Elles trouvèrent le thé
délicieux, les lambasses parfaits, et quelle bonne idée d'avoir
pris du chocolat.
« Tu veux qu'on
cuise des pâtes ? » demanda B.
On était aux alentours
de 18h30, le village de B se trouvait encore loin. Elles n'avaient
pas pris garde à l'échelle sur les cartes et ne pensaient donc pas
avoir à parcourir autant de kilomètres pour former la boucle.

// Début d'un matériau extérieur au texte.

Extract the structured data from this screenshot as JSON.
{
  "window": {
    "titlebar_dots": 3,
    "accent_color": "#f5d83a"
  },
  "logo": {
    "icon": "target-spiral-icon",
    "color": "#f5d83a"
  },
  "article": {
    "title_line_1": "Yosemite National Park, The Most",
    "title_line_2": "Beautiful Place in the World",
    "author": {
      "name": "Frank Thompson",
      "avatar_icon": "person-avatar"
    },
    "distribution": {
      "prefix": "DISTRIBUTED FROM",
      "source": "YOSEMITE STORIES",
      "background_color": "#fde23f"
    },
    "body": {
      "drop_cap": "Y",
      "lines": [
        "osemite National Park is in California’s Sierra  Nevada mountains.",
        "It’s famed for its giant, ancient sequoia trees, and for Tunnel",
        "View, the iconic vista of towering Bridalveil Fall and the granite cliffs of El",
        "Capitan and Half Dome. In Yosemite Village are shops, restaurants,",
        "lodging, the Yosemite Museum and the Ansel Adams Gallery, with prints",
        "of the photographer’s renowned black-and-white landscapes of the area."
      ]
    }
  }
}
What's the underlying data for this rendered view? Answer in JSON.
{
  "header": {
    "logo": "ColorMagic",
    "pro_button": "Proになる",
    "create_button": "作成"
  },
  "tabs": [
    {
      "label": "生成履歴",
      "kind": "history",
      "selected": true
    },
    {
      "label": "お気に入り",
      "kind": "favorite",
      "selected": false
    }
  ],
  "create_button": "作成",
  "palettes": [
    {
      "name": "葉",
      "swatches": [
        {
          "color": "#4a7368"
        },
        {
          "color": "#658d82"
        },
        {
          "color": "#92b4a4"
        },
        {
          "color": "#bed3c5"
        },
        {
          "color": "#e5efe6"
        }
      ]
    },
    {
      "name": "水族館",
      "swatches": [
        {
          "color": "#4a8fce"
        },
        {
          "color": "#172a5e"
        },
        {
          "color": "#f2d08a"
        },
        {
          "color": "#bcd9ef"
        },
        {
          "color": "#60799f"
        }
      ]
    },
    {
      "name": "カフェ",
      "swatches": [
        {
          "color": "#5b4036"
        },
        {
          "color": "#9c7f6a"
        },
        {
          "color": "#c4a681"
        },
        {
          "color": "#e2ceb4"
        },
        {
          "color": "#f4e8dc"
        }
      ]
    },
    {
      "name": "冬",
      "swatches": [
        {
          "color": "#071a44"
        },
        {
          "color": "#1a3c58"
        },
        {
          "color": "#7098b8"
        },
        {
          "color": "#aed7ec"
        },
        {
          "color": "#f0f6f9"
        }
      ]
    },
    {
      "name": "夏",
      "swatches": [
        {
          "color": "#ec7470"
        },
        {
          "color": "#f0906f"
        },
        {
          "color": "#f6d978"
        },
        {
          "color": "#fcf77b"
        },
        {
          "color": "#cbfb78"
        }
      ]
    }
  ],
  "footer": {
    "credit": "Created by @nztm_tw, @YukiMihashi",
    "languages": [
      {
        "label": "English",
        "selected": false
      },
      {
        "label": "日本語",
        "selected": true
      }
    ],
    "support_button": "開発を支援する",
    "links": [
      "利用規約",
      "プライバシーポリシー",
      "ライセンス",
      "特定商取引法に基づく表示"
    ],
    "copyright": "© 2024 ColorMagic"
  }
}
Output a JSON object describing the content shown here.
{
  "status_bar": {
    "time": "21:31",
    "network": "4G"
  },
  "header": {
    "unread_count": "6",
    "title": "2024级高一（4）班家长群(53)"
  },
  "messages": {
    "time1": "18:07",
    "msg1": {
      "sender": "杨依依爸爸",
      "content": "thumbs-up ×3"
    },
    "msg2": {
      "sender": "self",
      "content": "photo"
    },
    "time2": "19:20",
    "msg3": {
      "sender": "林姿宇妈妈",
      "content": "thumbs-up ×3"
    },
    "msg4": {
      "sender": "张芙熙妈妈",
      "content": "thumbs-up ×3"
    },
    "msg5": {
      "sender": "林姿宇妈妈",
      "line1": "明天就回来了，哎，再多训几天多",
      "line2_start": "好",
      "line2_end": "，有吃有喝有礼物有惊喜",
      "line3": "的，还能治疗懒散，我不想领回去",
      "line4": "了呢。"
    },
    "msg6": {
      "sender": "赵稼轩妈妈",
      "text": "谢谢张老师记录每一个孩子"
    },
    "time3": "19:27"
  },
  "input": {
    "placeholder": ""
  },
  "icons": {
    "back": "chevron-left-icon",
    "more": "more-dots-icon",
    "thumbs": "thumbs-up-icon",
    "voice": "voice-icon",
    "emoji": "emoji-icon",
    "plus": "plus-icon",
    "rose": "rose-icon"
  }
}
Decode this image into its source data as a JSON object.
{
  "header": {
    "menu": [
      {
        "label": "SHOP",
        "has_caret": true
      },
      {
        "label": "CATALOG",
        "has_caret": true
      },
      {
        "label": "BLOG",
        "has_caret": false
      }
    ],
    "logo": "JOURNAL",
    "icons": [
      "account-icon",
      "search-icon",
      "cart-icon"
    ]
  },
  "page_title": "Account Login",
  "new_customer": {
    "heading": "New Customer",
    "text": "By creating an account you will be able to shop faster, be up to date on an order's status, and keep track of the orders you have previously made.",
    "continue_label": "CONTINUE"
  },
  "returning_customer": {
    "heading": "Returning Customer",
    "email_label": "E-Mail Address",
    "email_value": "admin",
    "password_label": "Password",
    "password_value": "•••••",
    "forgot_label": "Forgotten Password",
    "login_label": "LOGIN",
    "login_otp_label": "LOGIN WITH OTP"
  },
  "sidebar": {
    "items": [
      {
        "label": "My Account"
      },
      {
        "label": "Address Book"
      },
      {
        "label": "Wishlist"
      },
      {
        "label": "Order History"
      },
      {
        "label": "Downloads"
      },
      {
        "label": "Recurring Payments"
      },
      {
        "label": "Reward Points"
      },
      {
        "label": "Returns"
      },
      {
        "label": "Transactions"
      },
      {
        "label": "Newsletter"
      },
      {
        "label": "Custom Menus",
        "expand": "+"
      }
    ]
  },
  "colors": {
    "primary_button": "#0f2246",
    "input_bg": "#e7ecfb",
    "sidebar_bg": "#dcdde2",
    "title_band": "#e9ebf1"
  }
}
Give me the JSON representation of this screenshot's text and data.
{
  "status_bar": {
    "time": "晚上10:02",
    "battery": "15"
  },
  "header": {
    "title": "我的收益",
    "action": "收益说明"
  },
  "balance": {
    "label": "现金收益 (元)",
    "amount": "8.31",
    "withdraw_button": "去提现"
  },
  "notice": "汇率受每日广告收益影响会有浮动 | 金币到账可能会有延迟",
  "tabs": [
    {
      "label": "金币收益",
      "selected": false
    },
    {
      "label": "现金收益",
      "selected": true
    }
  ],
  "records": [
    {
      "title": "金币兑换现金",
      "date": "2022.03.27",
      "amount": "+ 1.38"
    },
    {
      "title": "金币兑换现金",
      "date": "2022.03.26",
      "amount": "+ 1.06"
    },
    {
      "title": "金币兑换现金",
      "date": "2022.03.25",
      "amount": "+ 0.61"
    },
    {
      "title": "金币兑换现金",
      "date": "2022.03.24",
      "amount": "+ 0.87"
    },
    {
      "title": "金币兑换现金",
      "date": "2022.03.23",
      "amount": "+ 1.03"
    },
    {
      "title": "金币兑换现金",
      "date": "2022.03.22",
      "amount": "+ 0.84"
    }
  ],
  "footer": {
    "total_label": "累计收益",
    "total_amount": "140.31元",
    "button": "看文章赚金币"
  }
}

Lorsqu'elles s'aperçurent de leur erreur, il était déjà trop
tard. Vaillantes, elles ne se laissèrent pas abattre et continuèrent
à marcher à un rythme soutenu, se passant le sac de trecking tous
les quatre poèmes ou deux chansons déclamés. Et ce malgré les
ampoules aux pieds.
« Où as-tu acheté
cette casquette ?
- Sur le marché.
- Tu peux l'enlever, il
n'y a plus de soleil.
- Tu as raison. »
B tint le téléphone
portable de P tandis qu'elle découvrait son chef et rangeait sa
casquette dans son sac. Lorsqu'il vrombit, B tourna ses yeux vers
l'horizon pour ne pas surprendre le nom de l'expéditeur. P, touchée
de cette élégance lui adressa un sourire entendu et la complimenta
sur ses lunettes de soleil, même si à cette heure-ci elles
n'avaient plus d'utilité.
« Mais tu peux les
garder, c'est très joli. »
Les giboulées de mars
sont un phénomène météorologique connu. Et l'on sait aussi qu'à
l'approche tant attendue du printemps, elles sont encore plus
virulentes. B et P en étaient précisemment à contempler la
luminosité d'entre chien et loup, lorsque le gros nuage noir qui les
poursuivait depuis une demie heure creva et barbouilla le ciel,
obscurcissant l'horizon. On redéballa en toute hâte le sac de
trecking. P renfila sa casquette, B sortit les deux plaids et se
noua la serviette de toilette sur la tête. Les mollets couverts de
boue, affublées de tissus à motifs écossais, elles bravèrent le
vent et les grosses gouttes de pluie qui s'écrasaient sur leurs
figures.
« Je me doutais
qu'ils nous arriverait un truc comme ça, cria P.
- Je me disais justement
que c'était étonnant qu'on ne se prenne pas une ragasse » lui
répondit B.
Elles continuèrent à
avancer sur la voie romaine. B sortit les lampes de poche. L'une
comme l'autre, si le génie de la lampe avait pu s'y trouver aurait
émis le souhait d'être arrivée chez B, devant un feu de bois et un
plat de macaroni. Elles marchèrent encore. B s'exclama que c'était
dommage qu'elles n'eussent pas un portoloin avec elles. P craqua et
demanda si elles étaient encore loin. B n'osa pas lui dire qu'elles
auraient déjà dû être arrivées. On sortit la carte rescapée.
On l'étala, on se pencha
dessus armées des lampes de poche. Elles durent convenir qu'elles
étaient tout près : malgré les gouttes qui venaient s'écraser sur
la carte, elles avaient immédiatement repéré le village. Mais
relevant le nez, environnées de sous-bois et d'obscurité, elles
durent admettre que c'était beaucoup plus clair sur le papier.
Deux heures plus tard,
fourbues et parfaitement découragées, elles entrèrent dans le
village de B. Lorqu'elles croisèrent le petit voisin, qui prit
d'abord peur pour ricaner ensuite, P prit son air le plus digne
malgré sa casquette rose et bleue trempée portant la marque
« Délirium Tremens », et B ne put s'empêcher de lâcher
: « Qu'est-ce t'as à t'fout'de not'gueule, t'as jamais fait de
rando ou quoi ? »
Arrivées chez B, elles
accrochèrent les cartes au fil à linge et sortirent une bouteille
de rhum du placard de la salle de bains.
« Pourquoi dans la
salle de bains? demanda P en essuyant son téléphone.
- Je considère le rhum
comme un médicament. Heureusement qu'on avait deux cartes. »
On se soigna donc devant
la cheminée, on sortit le scrabble, et l'on se promit que pour la
prochaine randonnée, on s'organiserait encore mieux.